I'm a little bit disappointed in the conference. On the one hand, I'm more convinced than ever that contingent faculty organizing is where the higher education labor movement needs to be focusing its resources if the movement is to grow and maintain some sort of faculty governance within the academy. The trends are clear - the ranks of contingent faculty - especially part-time faculty - will continue to grow, and the days of the mythical academy filled with tenured professors are numbered. The task is to formulate a model to fill the vacuum.

On the other hand, the contingent faculty union movement has a looooooooong way to go if it hopes to take part in this conversation. I again have to marvel at how cutting edge we are in the graduate employee union movement. Moreover, I'm always surprised at how radical the organizing model seems to most of our brothers and sisters in the labor movement. In a session on mobilization strategies, I brought up that the foundation to any successful mobilization had to be conversations with individual members. The amount of resistance that this met was astonishing to me - people actually questioned the value of having individual conversations, and others objected to the amount of time involved with it. The latter objection, that of it taking too much time to talk to someone, I found particularly disturbing. The fact that many people don't seem to want to do the hard work of building a movement, of actually having to sacrifice for our values and beliefs, bodes ill.

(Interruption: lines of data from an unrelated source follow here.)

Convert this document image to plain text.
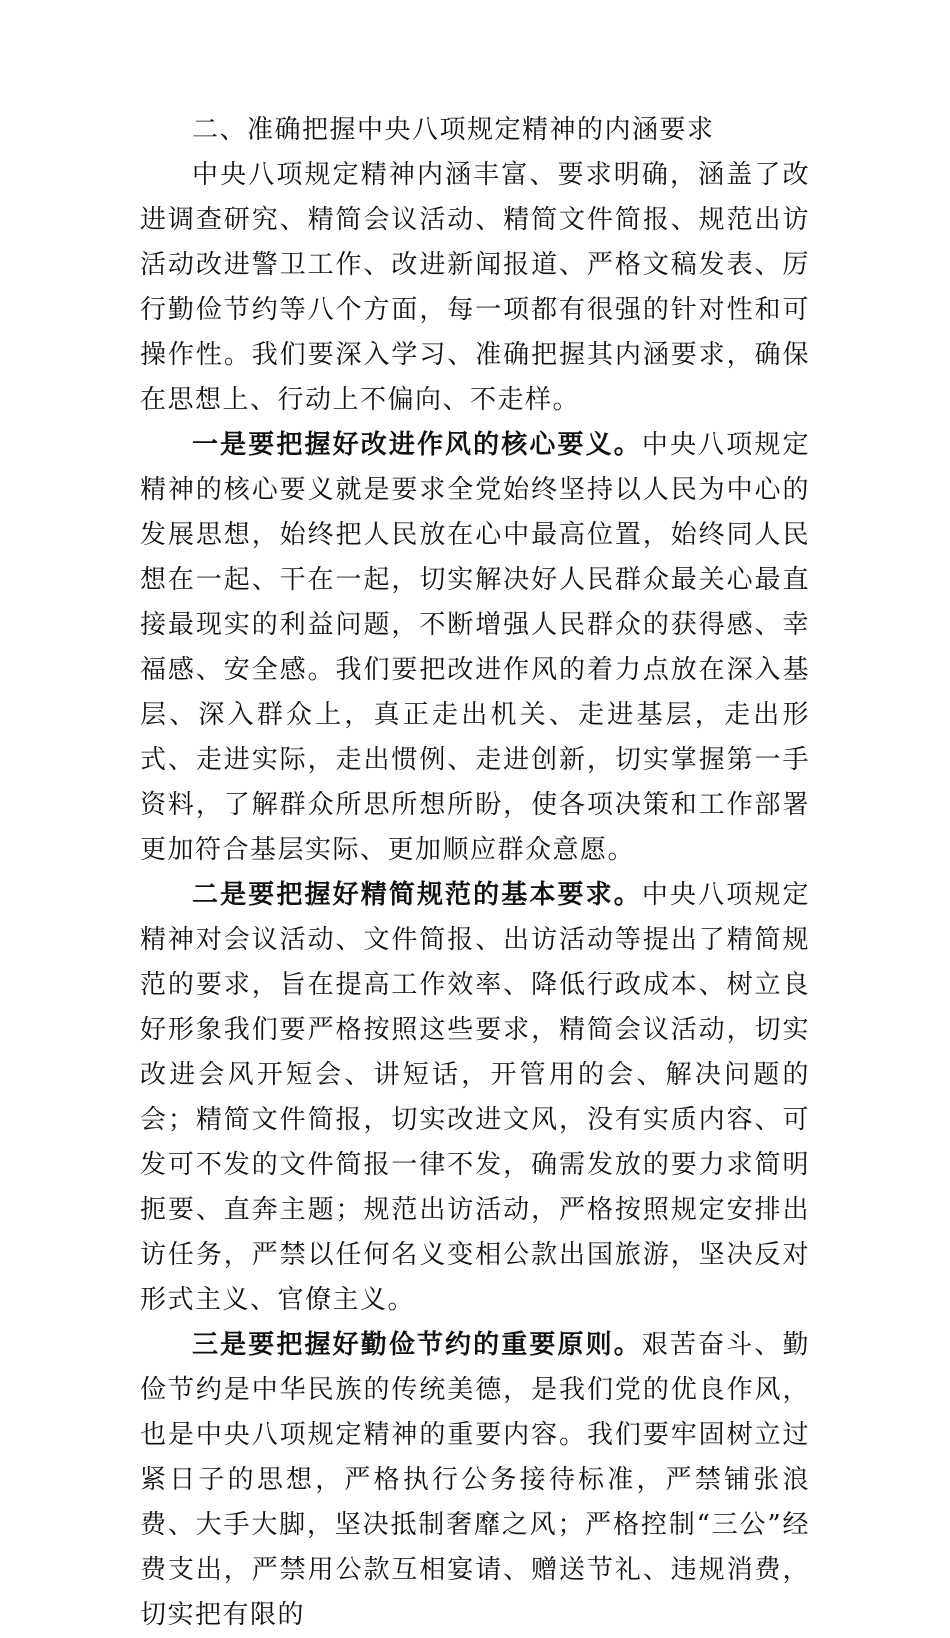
二、准确把握中央八项规定精神的内涵要求

中央八项规定精神内涵丰富、要求明确，涵盖了改进调查研究、精简会议活动、精简文件简报、规范出访活动改进警卫工作、改进新闻报道、严格文稿发表、厉行勤俭节约等八个方面，每一项都有很强的针对性和可操作性。我们要深入学习、准确把握其内涵要求，确保在思想上、行动上不偏向、不走样。

一是要把握好改进作风的核心要义。中央八项规定精神的核心要义就是要求全党始终坚持以人民为中心的发展思想，始终把人民放在心中最高位置，始终同人民想在一起、干在一起，切实解决好人民群众最关心最直接最现实的利益问题，不断增强人民群众的获得感、幸福感、安全感。我们要把改进作风的着力点放在深入基层、深入群众上，真正走出机关、走进基层，走出形式、走进实际，走出惯例、走进创新，切实掌握第一手资料，了解群众所思所想所盼，使各项决策和工作部署更加符合基层实际、更加顺应群众意愿。

二是要把握好精简规范的基本要求。中央八项规定精神对会议活动、文件简报、出访活动等提出了精简规范的要求，旨在提高工作效率、降低行政成本、树立良好形象我们要严格按照这些要求，精简会议活动，切实改进会风开短会、讲短话，开管用的会、解决问题的会；精简文件简报，切实改进文风，没有实质内容、可发可不发的文件简报一律不发，确需发放的要力求简明扼要、直奔主题；规范出访活动，严格按照规定安排出访任务，严禁以任何名义变相公款出国旅游，坚决反对形式主义、官僚主义。

三是要把握好勤俭节约的重要原则。艰苦奋斗、勤俭节约是中华民族的传统美德，是我们党的优良作风，也是中央八项规定精神的重要内容。我们要牢固树立过紧日子的思想，严格执行公务接待标准，严禁铺张浪费、大手大脚，坚决抵制奢靡之风；严格控制“三公”经费支出，严禁用公款互相宴请、赠送节礼、违规消费，切实把有限的
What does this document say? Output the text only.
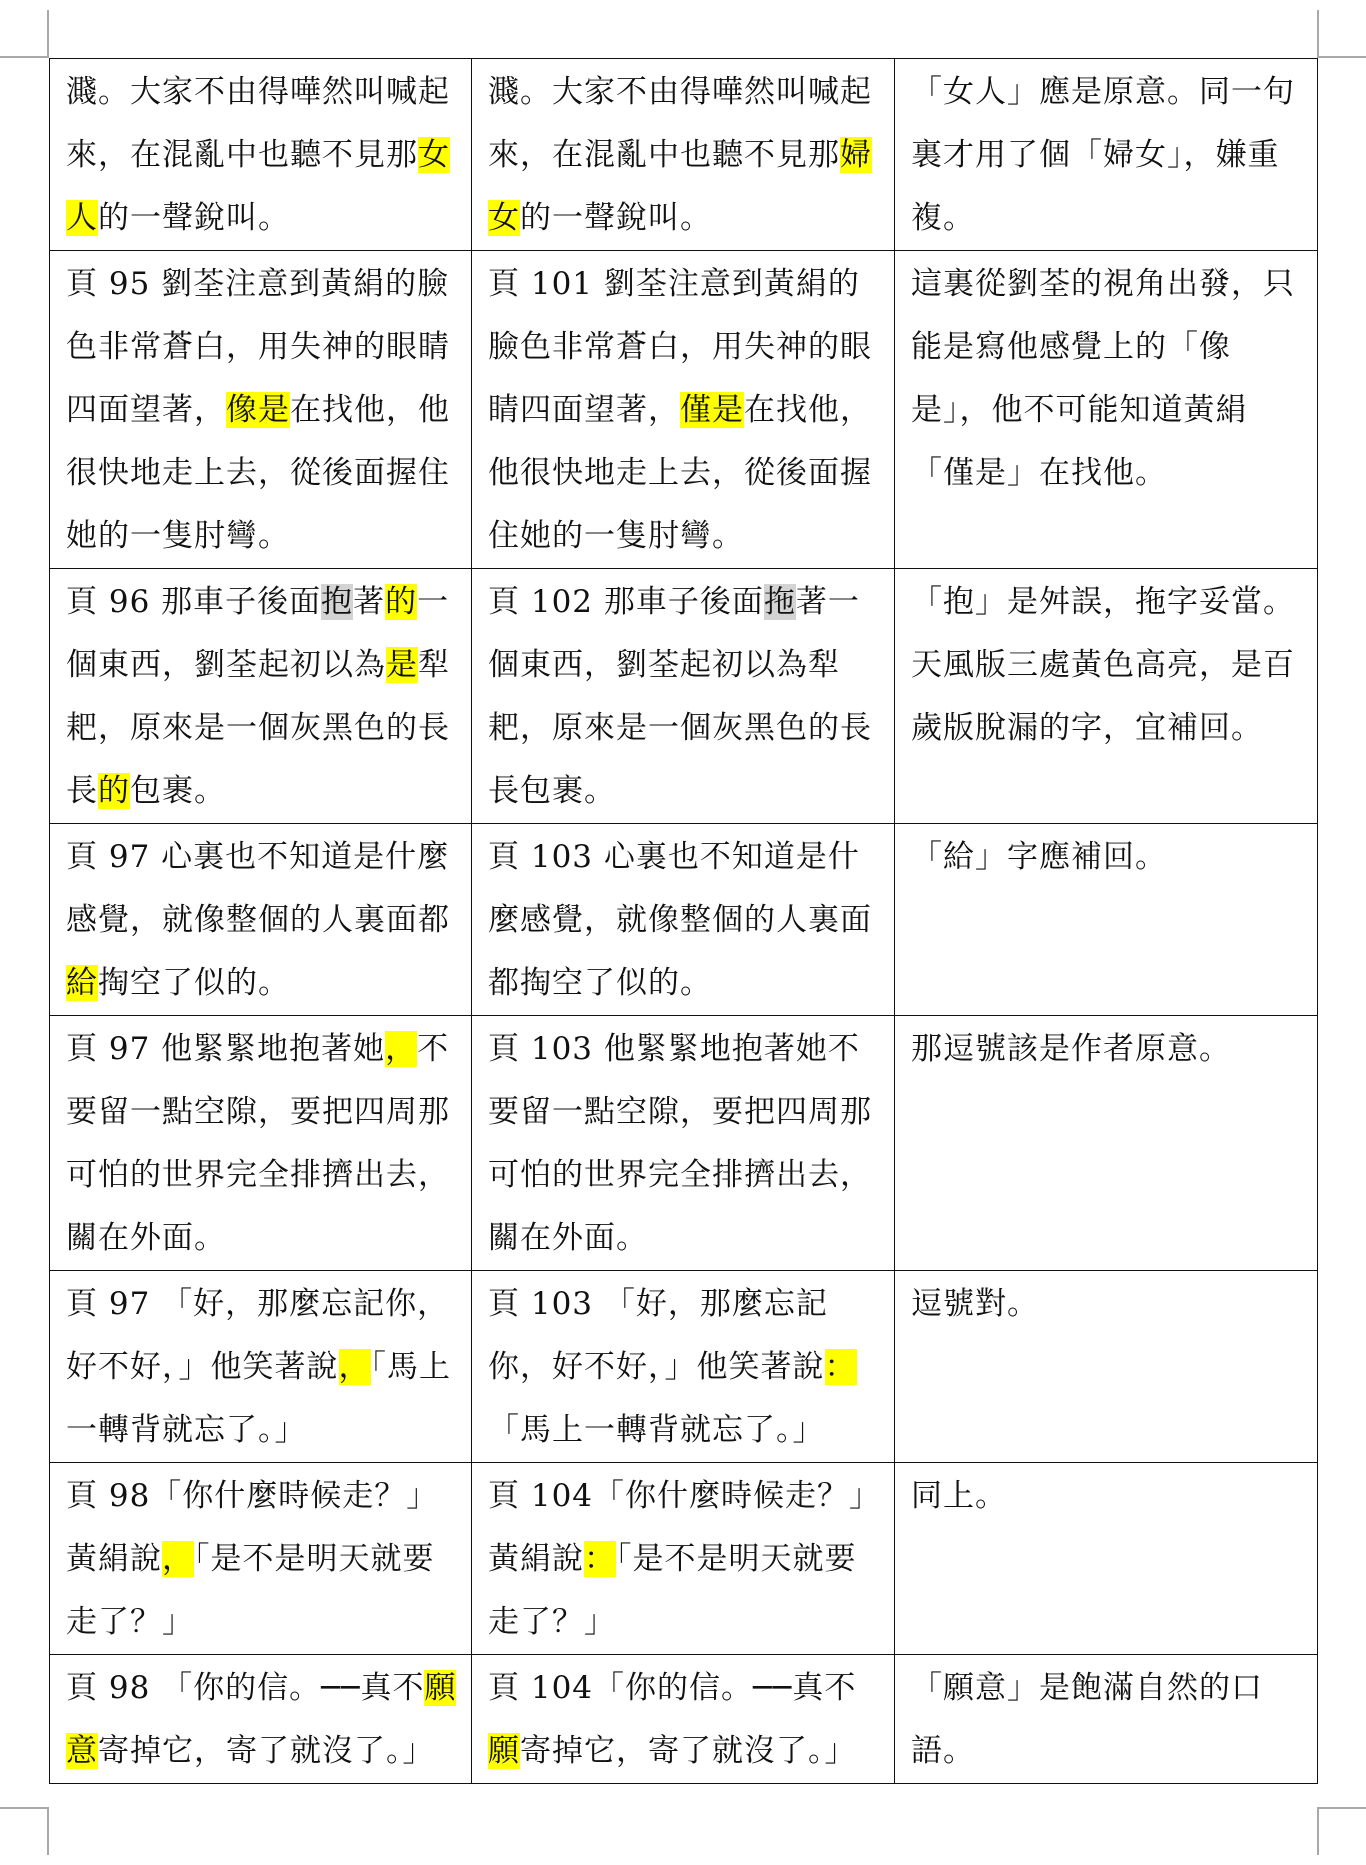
濺。大家不由得嘩然叫喊起來，在混亂中也聽不見那女人的一聲銳叫。	濺。大家不由得嘩然叫喊起來，在混亂中也聽不見那婦女的一聲銳叫。	「女人」應是原意。同一句裏才用了個「婦女」，嫌重複。
頁 95 劉荃注意到黃絹的臉色非常蒼白，用失神的眼睛四面望著，像是在找他，他很快地走上去，從後面握住她的一隻肘彎。	頁 101 劉荃注意到黃絹的臉色非常蒼白，用失神的眼睛四面望著，僅是在找他，他很快地走上去，從後面握住她的一隻肘彎。	這裏從劉荃的視角出發，只能是寫他感覺上的「像是」，他不可能知道黃絹「僅是」在找他。
頁 96 那車子後面抱著的一個東西，劉荃起初以為是犁耙，原來是一個灰黑色的長長的包裹。	頁 102 那車子後面拖著一個東西，劉荃起初以為犁耙，原來是一個灰黑色的長長包裹。	「抱」是舛誤，拖字妥當。天風版三處黃色高亮，是百歲版脫漏的字，宜補回。
頁 97 心裏也不知道是什麼感覺，就像整個的人裏面都給掏空了似的。	頁 103 心裏也不知道是什麼感覺，就像整個的人裏面都掏空了似的。	「給」字應補回。
頁 97 他緊緊地抱著她，不要留一點空隙，要把四周那可怕的世界完全排擠出去，關在外面。	頁 103 他緊緊地抱著她不要留一點空隙，要把四周那可怕的世界完全排擠出去，關在外面。	那逗號該是作者原意。
頁 97 「好，那麼忘記你，好不好，」他笑著說，「馬上一轉背就忘了。」	頁 103 「好，那麼忘記你，好不好，」他笑著說：「馬上一轉背就忘了。」	逗號對。
頁 98「你什麼時候走？」黃絹說，「是不是明天就要走了？」	頁 104「你什麼時候走？」黃絹說：「是不是明天就要走了？」	同上。
頁 98 「你的信。──真不願意寄掉它，寄了就沒了。」	頁 104「你的信。──真不願寄掉它，寄了就沒了。」	「願意」是飽滿自然的口語。
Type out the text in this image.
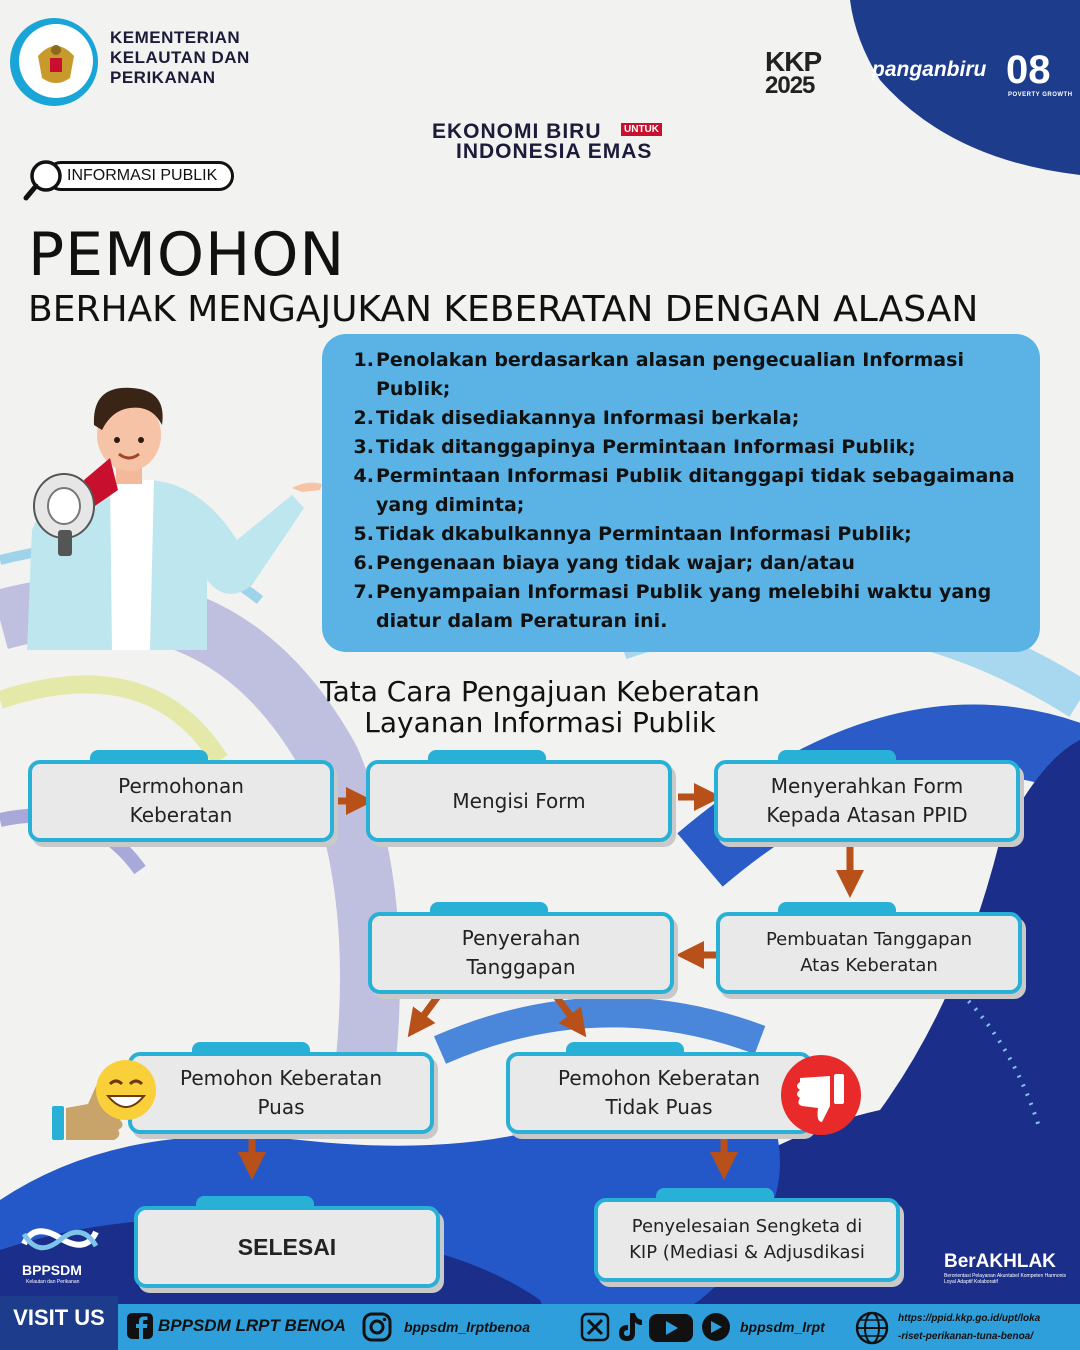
KEMENTERIAN
KELAUTAN DAN
PERIKANAN
KKP
2025
panganbiru 08
POVERTY GROWTH
EKONOMI BIRU	UNTUK
INDONESIA EMAS
INFORMASI PUBLIK
PEMOHON
BERHAK MENGAJUKAN KEBERATAN DENGAN ALASAN
1. Penolakan berdasarkan alasan pengecualian Informasi Publik;
2. Tidak disediakannya Informasi berkala;
3. Tidak ditanggapinya Permintaan Informasi Publik;
4. Permintaan Informasi Publik ditanggapi tidak sebagaimana yang diminta;
5. Tidak dkabulkannya Permintaan Informasi Publik;
6. Pengenaan biaya yang tidak wajar; dan/atau
7. Penyampaian Informasi Publik yang melebihi waktu yang diatur dalam Peraturan ini.
Tata Cara Pengajuan Keberatan
Layanan Informasi Publik
Permohonan
Keberatan
Mengisi Form
Menyerahkan Form
Kepada Atasan PPID
Pembuatan Tanggapan
Atas Keberatan
Penyerahan
Tanggapan
Pemohon Keberatan
Puas
Pemohon Keberatan
Tidak Puas
SELESAI
Penyelesaian Sengketa di
KIP (Mediasi & Adjusdikasi
BPPSDM
Kelautan dan Perikanan
BerAKHLAK
Berorientasi Pelayanan Akuntabel Kompeten Harmonis Loyal Adaptif Kolaboratif
VISIT US	BPPSDM LRPT BENOA	bppsdm_lrptbenoa	bppsdm_lrpt
https://ppid.kkp.go.id/upt/loka
-riset-perikanan-tuna-benoa/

I suppose one small consolation to me is the energy that graduate employees have. We'll be the ones entering the ranks of the new professoriate in the short-term, and I have to hope that our experiences will serve as a shot in the arm to the contingent faculty union movement. In that respect, I was disappointed that I didn't see anyone from LEO or GEO at the University of Michigan here. Here's a success story to be shared - a successful contingent faculty organization, and an example of how grad employees can be a boon to contingent organizing. Opportunity missed.

At any rate, the conference is over for me, now. I'm going to reconnect with the fam in a bit, skipping out on the evening banquet, and we'll be leaving early tomorrow to drive back south so that we can visit a couple of friends in Seattle before making the haul back to Eugene.

I, for one, will miss the metric system when I leave.